Momentáneamente, el Templao se puso en guardia. Pensó que Quini deseaba cobrarse ya la oportunidad de convertirlo en boxeador, encargándole cualquier asunto oscuro relacionado con los trapicheos del puerto. Calló a la espera de lo que pudiera pedirle, dispuesto a responder que no y renunciar así a la recién emprendida carrera del boxeo.
Quini condujo por las pedregosas y polvorientas calles marineras de la Malagueta, parando a la vera de la playa, junto a un merendero.
-Cenaremos aquí. Como entavía es trempano, vamos a darnos unos lingotazos. Así tendrán tiempo de prepararte la comía que más te guste. ¿Qué quieres comer, cazuela de arroz?

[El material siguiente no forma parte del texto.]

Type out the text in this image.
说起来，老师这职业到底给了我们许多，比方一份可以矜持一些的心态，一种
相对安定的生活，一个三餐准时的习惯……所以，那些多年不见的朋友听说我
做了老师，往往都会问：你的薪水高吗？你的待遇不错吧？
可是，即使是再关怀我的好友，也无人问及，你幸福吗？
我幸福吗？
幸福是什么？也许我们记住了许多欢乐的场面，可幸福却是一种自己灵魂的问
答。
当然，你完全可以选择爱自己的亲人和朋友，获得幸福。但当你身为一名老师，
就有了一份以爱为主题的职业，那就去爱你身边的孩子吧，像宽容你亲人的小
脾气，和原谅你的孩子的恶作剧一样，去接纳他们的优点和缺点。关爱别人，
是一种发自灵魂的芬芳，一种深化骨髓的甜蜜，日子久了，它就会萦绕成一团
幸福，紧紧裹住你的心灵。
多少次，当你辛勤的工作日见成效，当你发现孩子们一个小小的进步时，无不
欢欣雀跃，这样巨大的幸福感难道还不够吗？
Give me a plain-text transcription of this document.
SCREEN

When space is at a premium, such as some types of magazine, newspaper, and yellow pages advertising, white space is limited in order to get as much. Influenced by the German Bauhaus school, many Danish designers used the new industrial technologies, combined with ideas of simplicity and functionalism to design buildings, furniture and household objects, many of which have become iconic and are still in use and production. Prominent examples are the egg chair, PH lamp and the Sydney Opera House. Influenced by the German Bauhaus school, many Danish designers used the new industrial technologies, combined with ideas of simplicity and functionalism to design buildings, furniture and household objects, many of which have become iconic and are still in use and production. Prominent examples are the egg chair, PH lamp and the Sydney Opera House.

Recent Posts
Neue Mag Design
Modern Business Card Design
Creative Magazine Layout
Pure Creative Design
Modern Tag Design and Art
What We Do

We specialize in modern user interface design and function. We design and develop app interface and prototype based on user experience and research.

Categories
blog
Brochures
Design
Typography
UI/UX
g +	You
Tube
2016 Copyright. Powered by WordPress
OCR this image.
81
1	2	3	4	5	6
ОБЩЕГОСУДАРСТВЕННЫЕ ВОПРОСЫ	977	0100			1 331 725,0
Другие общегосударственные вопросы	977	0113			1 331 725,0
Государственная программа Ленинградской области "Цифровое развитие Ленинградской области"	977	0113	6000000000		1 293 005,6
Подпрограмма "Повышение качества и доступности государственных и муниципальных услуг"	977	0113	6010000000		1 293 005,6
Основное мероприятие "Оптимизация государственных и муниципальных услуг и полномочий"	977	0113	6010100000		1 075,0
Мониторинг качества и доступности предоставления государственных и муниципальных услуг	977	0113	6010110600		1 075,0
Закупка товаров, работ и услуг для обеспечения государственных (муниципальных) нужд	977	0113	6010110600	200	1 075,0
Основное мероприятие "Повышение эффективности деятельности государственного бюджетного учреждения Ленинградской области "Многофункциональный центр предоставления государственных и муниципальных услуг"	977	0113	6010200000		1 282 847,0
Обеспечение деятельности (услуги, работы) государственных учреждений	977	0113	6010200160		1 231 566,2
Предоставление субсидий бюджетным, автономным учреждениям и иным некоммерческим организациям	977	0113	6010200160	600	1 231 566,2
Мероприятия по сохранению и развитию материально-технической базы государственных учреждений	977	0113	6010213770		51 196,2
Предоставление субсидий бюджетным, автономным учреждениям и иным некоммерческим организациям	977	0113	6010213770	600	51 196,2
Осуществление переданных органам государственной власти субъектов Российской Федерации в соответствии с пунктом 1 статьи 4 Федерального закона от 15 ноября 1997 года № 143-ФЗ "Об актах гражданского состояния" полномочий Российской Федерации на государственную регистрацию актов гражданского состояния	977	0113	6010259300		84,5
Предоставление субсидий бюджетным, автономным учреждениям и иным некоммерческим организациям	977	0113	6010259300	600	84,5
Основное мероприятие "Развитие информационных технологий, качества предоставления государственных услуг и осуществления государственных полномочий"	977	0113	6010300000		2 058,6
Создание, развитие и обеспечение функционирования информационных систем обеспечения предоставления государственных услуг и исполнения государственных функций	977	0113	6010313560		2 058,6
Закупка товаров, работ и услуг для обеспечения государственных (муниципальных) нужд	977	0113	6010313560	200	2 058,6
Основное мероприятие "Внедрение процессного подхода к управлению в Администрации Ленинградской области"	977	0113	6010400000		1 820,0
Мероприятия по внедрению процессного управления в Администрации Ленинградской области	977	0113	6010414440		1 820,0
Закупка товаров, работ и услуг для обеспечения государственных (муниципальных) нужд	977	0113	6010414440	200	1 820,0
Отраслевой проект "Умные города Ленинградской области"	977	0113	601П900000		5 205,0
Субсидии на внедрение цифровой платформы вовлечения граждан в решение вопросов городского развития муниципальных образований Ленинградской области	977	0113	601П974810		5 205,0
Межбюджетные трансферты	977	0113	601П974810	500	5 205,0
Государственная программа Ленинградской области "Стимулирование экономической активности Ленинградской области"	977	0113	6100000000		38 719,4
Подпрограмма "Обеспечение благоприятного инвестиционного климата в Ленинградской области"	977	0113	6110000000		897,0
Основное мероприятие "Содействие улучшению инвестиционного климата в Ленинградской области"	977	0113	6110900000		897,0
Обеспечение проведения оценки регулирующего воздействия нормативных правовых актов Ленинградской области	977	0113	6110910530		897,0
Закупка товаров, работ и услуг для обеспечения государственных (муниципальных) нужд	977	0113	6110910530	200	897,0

-Pa serte sincero, lo que me comería con ganas es una berza.
-Eso está hecho.
Quini se retiró con un “hablaré con el dueño” y fue hacia la cocina. Había un incómodo torbellino en la mente del Templao. Llevaba toda su juventud rehusando implicarse en los delitos de Quini, que también había querido corromper a Mani, y ahora las circunstancias favorecían un nuevo intento. Tampoco iba a consentir; le diría que no sin titubeos y renunciaría al boxeo que, de todos modos, le había costado un gran esfuerzo aceptar. Pero antes de la negativa, esperaría a haber comido. En ese momento, comer era lo más importante.
-¿Sabes, Guaqui? -dijo Quini al sentarse de nuevo a su lado-. Ahora soy amigo íntimo de muchos de los señoritos que tanto nos humillaban hace tres o cuatro años. Y como en toas las circunstancias, muchos de ellos me deben favores, pero también yo les debo favores a ellos. ¿Comprendes?
-No.
Quini miró fijamente a su amigo, por encima del vaso de vino Quitapenas que estaba bebiendo.
-Joé, Guaqui, así nunca vas a prosperar. La vida es así. Hoy por ti y mañana por mí, ¿no te das cuenta?
-La verdad es que no –el Templao se regodeaba ante los titubeos de Quini, porque necesitaba ganar tiempo a fin de comer antes de responder que no a la propuesta, consistiera en lo que consistiese.
-¿Tienes novia?
-¿A qué viene eso?
-Es para asegurarme de que esta noche no tienes prisa ninguna. ¿Seguro que no te espera nadie?
-No, qué va. Duermo encima de un saco en el portal de una tía mía, que vive en La Trinidad. Eso es lo único que tengo que hacer, pillar el portalón abierto.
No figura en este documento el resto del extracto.